Question: Mad Men is shooting now?
CH: Yes. I was able to get away for a couple of days (to promote Drive), but I’m going straight back to work on Thursday (September 15, the day before the film is released). We’re already on our fourth episode.
Question: It’s for a March (2012) premiere, correct?
CH: Yes. But it’s strange. Normally, we shoot about four episodes, and then it starts airing. This year, we will have shot the entire season before it starts airing, which is kind of nice in a way, because you don’t know how people are responding. You’re just doing the work, and not thinking about audience response or anything else. You’re just going to work and doing your best, and that’s kind of nice.
Question: Can you give us a little preview?
CH: I wish I could. I’ll tell you it’s good, and there are some surprises. There’s something to look forward to.
Question: In the season 4 finale, it’s just so great watching Joan and Peggy (Olsen, played by Elizabeth Moss) finally having a conversation.
CH: It’s funny, we watched that in a screening here in New York. It was in a room full of people, and we hadn’t seen it yet. Elizabeth and I just started crying a little bit, because we feel so attached to those characters. Her and I have sort of been sisters since the beginning. We always had this power play. It was such a nice moment to see those two characters finally bond, and these two women just sitting together, instead of this power play between the two of them. I think the audience wanted that for a long time. We got a little choked up, it was nice.
Question: Joan seems to be getting more vulnerable. Is that something that continues?
CH: Like I said, we’re only on episode four, so there’s a lot yet to be seen. But I was talking to one of the guys in the crew the other day, and he goes, “I was just re-watching seasons 1 and 2, and Joan was a lot sassier back then.” She was really sassy. But that’s what’s really great about Matt’s writing, and all the writers on the show.

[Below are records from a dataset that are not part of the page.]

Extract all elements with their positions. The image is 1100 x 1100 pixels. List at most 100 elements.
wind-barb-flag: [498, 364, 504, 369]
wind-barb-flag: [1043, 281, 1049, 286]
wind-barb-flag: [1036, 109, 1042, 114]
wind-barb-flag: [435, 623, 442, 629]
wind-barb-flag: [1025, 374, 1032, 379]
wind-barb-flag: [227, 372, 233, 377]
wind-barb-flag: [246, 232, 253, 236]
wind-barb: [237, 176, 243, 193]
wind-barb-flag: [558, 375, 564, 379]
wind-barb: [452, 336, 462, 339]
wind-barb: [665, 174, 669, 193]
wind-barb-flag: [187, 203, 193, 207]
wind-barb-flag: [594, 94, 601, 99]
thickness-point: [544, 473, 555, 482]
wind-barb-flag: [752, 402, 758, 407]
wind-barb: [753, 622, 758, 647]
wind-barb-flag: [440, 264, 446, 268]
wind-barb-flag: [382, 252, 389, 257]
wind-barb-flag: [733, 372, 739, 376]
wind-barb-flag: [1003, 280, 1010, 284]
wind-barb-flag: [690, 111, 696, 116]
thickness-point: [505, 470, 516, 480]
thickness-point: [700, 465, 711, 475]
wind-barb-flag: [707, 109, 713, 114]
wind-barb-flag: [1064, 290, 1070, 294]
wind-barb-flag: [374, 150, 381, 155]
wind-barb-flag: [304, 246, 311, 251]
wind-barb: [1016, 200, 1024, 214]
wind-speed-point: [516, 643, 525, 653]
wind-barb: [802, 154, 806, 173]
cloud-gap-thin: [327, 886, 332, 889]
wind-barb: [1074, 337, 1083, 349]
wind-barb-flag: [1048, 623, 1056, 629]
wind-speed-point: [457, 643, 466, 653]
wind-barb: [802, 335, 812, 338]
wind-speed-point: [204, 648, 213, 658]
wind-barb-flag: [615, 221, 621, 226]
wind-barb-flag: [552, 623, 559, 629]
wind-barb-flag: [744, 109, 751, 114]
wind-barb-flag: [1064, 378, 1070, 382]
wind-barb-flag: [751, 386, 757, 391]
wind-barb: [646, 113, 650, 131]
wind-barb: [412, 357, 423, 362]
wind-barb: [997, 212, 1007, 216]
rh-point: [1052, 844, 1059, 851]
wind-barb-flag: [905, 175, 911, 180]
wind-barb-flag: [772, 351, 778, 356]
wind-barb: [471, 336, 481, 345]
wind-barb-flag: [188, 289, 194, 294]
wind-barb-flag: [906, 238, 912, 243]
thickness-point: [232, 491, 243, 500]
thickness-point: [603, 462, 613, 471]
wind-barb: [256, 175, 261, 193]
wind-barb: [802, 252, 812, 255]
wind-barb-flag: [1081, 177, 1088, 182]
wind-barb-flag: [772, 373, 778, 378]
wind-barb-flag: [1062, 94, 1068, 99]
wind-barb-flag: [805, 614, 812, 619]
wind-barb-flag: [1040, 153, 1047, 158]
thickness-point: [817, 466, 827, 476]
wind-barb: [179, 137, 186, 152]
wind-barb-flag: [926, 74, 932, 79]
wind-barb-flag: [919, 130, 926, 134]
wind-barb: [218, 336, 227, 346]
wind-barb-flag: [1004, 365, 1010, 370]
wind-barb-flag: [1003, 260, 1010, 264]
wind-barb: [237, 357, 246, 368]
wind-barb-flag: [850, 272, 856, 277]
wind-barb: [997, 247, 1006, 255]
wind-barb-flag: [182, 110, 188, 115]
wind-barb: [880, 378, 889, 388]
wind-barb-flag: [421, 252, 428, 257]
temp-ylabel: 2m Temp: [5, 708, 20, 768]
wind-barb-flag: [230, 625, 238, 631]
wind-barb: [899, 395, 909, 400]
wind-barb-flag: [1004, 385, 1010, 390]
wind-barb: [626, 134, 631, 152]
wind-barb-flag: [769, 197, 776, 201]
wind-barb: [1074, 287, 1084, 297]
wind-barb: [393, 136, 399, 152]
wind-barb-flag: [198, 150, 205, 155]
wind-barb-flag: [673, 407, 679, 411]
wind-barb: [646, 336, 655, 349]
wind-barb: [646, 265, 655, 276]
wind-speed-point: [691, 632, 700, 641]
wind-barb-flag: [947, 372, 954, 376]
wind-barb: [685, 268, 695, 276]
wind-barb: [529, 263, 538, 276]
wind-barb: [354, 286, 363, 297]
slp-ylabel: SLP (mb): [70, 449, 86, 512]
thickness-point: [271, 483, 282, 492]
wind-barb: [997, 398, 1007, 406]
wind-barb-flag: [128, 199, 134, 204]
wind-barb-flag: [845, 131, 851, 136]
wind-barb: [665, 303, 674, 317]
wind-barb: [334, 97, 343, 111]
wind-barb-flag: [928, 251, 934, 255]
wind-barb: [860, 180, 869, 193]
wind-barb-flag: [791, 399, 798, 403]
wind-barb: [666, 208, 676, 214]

These characters change and grow, and you’re not going to see the same thing over and over again. They’re living as real lives as fake people can live. (laughs) She’s had a couple of rough years, and it’s beating her down a little bit, but she keeps on getting back up. But it’s taken a little sass out of her, I think. (laughs)
Question: How is it as an actress to be in such a cultural phenomenon? With the red hair, is it hard not being Joan out in the world?
CH: Yeah, to be honest, it’s been surreal, it really has. With the slow build of the show, we shot season 1, and not many people had seen it. Every once in a while, we’d be out at a restaurant, and someone would come up and say excuse me. I thought they were going to ask where the restroom is or something. They’d be, I really love your show. I’d go, Oh my gosh, thank you.
We didn’t know people were watching it. The critics were so great to us, and wrote such glowing reviews. So in season 2, people were catching on a bit. Then it was an underground, cool thing, and people were talking about it. So it was this really nice gradual thing, it wasn’t an overnight thing. So at least we kind of had time to get used to it. I can’t imagine some of thees kids, who overnight have a hit show or a hit movie. So we slowly got used to it, a little bit. But it’s still strange, we’re still flabbergasted when someone stops us on the street. I still think someone’s going to ask us for the bathroom. (laughs) I’m ready to give directions at any time.
That concludes our interview but we’d like to thank Christina Hendricks for talking to us. You can catch Drive in theaters on September 16.